La lettera aperta di Renato Barilli a Cecilia Alemani
Dopo la lettera a Eugenio Viola, curatore del prossimo Padiglione Italia, il critico bolognese si rivolge a Cecilia Alemani, direttore della Biennale Arte 2022
Cara Alemani,
dopo essermi rivolto ad Eugenio Viola, curatore del Padiglione Italia alla prossima Biennale, salgo di livello e ora mi rivolgo a lei, con dei consigli che ovviamente resteranno lettera al vento, senza alcun obbligo da parte sua di accoglierli in qualche misura.
Avevo già bofonchiato un poco quando il Presidente uscente, Baratta, rompendo gli indugi burocratici e senza attendere la nomina del suo successore, l’aveva senz’altro eletta all’importante incarico. Poteva dare fastidio un fatto di parentela, dato che credo per la prima volta negli annali della Biennale Arte sia successo che un parente stretto di un precedente direttore, addirittura la moglie, fosse elevata allo stesso incarico. Ma bisogna riconoscere che pure lei, al pari del coniuge Gioni, ha tutti i titoli che ci vogliono per un incarico del genere. E proprio Gioni se l’era cavata molto bene, quando era stato il suo turno, del resto è persona piena di deferenza nei miei confronti e dell’insegnamento al DAMS che a suo tempo gli ho impartito.
Eppure, nonostante la stima che io stesso a mia volta gli avevo espresso, non avevo lesinato critiche al suo indirizzo, in quanto mi era sembrato che scegliesse un tema generale un po’ troppo arrischiato e sofistico, quello dei collezionismi praticati a vario titolo dagli innamorati dell’arte. Avevo detto che aveva creato una bellissima mongolfiera, che però aveva staccato gli ormeggi dal suolo dell’attualità per librarsi lassù nell’etere.

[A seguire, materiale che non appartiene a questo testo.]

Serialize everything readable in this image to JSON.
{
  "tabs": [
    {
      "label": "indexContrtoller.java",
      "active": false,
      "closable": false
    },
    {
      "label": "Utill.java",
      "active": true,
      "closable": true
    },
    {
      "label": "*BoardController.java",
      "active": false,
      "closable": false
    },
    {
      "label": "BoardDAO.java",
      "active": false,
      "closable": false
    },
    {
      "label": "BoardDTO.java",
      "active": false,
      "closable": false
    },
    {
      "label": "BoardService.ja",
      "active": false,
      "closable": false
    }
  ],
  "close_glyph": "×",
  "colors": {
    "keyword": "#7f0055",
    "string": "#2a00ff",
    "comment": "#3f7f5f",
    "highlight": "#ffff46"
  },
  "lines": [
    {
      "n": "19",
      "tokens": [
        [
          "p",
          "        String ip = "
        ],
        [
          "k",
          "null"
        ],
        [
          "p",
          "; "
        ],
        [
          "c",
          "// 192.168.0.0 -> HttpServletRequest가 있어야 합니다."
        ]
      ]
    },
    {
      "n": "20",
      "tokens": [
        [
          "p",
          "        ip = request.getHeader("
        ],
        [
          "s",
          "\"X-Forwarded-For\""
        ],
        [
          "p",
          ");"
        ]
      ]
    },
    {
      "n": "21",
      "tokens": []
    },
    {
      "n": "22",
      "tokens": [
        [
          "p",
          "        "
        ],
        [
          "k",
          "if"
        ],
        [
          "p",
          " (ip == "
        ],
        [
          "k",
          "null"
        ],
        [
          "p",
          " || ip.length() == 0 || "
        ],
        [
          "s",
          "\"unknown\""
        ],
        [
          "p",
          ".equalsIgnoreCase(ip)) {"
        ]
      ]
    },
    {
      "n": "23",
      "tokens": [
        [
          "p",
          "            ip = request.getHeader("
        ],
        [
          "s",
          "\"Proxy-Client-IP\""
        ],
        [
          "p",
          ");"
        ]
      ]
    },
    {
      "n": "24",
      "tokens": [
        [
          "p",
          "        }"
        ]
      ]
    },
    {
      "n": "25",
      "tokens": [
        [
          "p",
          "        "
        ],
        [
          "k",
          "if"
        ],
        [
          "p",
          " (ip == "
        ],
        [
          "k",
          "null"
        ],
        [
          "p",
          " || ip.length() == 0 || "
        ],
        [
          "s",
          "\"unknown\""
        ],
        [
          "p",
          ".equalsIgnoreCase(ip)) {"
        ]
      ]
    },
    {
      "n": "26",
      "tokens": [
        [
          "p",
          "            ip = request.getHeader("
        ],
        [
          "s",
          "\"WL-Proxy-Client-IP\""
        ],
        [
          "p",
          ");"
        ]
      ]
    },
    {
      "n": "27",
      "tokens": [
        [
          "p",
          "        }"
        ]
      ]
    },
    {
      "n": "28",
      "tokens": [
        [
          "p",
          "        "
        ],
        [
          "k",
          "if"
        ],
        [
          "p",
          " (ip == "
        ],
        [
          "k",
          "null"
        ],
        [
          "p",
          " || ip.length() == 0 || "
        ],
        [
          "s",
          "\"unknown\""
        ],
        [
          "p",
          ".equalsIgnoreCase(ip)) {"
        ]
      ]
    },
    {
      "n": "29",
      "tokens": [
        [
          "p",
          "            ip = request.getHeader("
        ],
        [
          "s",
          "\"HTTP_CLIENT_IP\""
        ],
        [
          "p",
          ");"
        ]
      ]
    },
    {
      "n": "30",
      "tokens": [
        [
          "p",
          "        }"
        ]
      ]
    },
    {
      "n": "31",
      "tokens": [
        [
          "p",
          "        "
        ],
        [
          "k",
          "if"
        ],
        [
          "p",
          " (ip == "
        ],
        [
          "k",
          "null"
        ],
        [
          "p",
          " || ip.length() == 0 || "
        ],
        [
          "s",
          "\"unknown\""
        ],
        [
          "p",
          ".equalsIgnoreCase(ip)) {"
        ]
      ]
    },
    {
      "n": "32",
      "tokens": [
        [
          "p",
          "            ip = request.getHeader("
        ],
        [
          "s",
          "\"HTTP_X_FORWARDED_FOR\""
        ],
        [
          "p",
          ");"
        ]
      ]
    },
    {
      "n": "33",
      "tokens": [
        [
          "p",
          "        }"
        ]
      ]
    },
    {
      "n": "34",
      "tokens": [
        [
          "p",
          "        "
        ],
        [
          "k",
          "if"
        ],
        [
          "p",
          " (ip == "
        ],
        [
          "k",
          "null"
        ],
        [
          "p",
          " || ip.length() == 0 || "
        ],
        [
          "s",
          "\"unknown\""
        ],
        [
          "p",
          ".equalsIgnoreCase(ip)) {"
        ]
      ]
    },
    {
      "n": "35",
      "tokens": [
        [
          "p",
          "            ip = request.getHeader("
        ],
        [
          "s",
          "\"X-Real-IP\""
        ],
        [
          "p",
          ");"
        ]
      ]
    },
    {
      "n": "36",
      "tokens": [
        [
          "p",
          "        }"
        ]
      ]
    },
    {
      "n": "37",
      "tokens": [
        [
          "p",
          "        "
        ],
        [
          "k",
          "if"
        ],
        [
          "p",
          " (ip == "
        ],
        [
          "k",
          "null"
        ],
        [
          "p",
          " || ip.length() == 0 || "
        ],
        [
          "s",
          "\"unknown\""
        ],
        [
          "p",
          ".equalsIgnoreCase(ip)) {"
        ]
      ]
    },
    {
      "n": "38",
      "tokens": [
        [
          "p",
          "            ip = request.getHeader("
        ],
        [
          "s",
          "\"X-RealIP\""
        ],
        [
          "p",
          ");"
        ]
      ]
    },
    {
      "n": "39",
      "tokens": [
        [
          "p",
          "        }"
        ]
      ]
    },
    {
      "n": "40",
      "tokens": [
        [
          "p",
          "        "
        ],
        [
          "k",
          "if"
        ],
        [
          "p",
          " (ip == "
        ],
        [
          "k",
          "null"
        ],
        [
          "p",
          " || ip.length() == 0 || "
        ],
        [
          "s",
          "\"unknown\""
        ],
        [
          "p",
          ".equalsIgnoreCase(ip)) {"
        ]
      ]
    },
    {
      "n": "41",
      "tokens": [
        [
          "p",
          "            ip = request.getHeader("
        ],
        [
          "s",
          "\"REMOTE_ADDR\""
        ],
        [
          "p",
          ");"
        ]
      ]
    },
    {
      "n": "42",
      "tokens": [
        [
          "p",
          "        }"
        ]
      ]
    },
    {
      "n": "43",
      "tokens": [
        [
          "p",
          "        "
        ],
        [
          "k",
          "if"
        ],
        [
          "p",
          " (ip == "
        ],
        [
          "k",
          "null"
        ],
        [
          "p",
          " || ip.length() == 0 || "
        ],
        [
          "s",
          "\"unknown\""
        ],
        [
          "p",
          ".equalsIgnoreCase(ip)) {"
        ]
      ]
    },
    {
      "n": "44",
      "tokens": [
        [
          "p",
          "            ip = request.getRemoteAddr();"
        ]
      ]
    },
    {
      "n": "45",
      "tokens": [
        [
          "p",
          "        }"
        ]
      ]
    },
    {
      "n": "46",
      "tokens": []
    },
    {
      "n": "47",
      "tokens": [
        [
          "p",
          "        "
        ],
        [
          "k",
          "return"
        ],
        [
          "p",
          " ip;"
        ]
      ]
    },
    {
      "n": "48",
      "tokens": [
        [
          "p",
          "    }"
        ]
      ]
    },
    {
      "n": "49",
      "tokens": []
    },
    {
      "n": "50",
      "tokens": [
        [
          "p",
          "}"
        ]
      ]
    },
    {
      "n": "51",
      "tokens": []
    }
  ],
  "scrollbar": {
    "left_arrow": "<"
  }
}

“Mi raccomando, eviti l’errore disastroso compiuto dal suo predecessore di aver eliminato appunto una qualsiasi differenza tra i Giardini e le Corderie”.
Non vorrei che lei, cara Alemani, seguisse troppo da vicino l’esempio del marito, infatti parimenti un po’ troppo selettivo e aristocratico mi pare uno dei temi da lei annunciato, erigere un monumento a una pittrice surrealista quale Leonora Carrington. Senza dubbio è opportuno insistere in una piena valorizzazione del contributo femminile all’arte, ma il movimento surrealista non mi pare che sia di piena attualità, e non vorrei che occupasse un po’ troppo le stanze del padiglione centrale, in cui consiste pur sempre il piatto forte di ogni Biennale. Ma certo è giusto collocarvi una qualche presenza che si consideri decisiva e piena tuttora di tangenze coi nostri problemi.
Mi raccomando, eviti l’errore disastroso compiuto dal suo predecessore di aver eliminato appunto una qualsiasi differenza tra i Giardini e le Corderie, anzi, le consiglio di ristabilire la gerarchia tra i due spazi, nelle sale di Sant’Elena si mettano i casi salienti e determinanti, alle Corderie si riprenda la bella tradizione dell’Aperto, largo cioè alle presenze giovani e alle nuove generazioni.
LA QUESTIONE PADIGLIONE ITALIA
So bene che non è nelle sue possibilità, ma ci starebbe tanto a proposito che lei riportasse proprio negli spazi dei Giardini la nostra partecipazione nazionale, come è avvenuto tante volte, salvandola dalla masochistica ghettizzazione che da qualche tempo le infliggiamo andando a riporla nel punto più lontano dell’Arsenale.
Beninteso, io sarò un immancabile visitatore, pronto a renderle i meriti dovuti ma anche qualche rampogna, se inevitabile.